KIOR plans to build, own and operate its commercial production facilities in the United States. KIOR began constructing a 500 BDT per day initial-scale commercial production facility in Columbus, Mississippi in the first quarter of 2011, with production expected to begin in the second half of 2012. KIOR intends to construct a 1,500 BDT per day standard commercial production facilities, which are designed to have three times the capacity of its initial-scale commercial production facility, beginning in the third quarter of 2012 with the first planned facility in Newton, Mississippi. (S-1 page 80)
The $190 million Columbus facility is expected to produce about 11 million gallons (42 million liters) a year, and successive plants may be larger. KIOR is planning to build other plants in Mississippi, Texas and Georgia that may cost $350 million each.

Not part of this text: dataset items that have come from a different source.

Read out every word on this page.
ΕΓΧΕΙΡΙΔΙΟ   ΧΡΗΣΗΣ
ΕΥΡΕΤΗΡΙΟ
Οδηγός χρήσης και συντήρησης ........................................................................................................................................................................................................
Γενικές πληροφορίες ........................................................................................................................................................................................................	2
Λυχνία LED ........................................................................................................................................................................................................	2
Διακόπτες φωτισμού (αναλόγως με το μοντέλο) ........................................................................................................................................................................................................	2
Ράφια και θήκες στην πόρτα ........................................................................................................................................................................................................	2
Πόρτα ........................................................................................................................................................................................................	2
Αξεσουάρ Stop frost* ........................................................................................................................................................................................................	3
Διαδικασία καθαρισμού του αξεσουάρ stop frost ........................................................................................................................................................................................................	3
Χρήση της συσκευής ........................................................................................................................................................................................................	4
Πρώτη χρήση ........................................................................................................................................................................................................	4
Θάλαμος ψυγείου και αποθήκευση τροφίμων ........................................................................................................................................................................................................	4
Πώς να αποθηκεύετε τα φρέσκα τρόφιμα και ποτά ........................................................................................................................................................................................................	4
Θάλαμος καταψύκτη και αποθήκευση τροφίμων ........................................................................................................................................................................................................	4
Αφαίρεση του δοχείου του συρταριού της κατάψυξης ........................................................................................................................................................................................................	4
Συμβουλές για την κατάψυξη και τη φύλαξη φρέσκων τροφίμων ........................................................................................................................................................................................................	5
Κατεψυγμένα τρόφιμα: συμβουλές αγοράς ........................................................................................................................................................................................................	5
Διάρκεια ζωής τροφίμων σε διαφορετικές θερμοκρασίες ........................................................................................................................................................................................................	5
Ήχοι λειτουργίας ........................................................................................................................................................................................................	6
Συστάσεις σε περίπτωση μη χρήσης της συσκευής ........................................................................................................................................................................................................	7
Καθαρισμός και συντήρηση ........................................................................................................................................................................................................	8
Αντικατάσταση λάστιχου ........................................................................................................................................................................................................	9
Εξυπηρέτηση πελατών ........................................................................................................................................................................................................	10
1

PILOT FACILITIES -- After an initial research and development effort, KIOR successfully converted biomass into a renewable crude oil in a laboratory program that validated the technical feasibility of the process.
Building on the success of this program, KIOR constructed a pilot unit outside of Houston, Texas to continue developing and validating our technology. This pilot unit has amassed over 9,000 hours of operation and evaluated more than 250 catalyst systems.
INTELLECTUAL PROPERTY -- As of June 9, 2011, KIOR had 70 pending original patent application families containing over 2,000 pending claims. These intellectual property claims cover different aspects of KIOR's technology, and many of them have been or will be filed both in the United States and in various foreign jurisdictions.
USE OF PROCEEDS -- KIOR intends to sell 11.5 million shares to net $214 million. The proceeds are allocated to fund a portion of the capital expenditures, including front-end engineering and procurement services and long-lead equipment, for KIOR's planned first standard commercial production facility in Newton, Mississippi.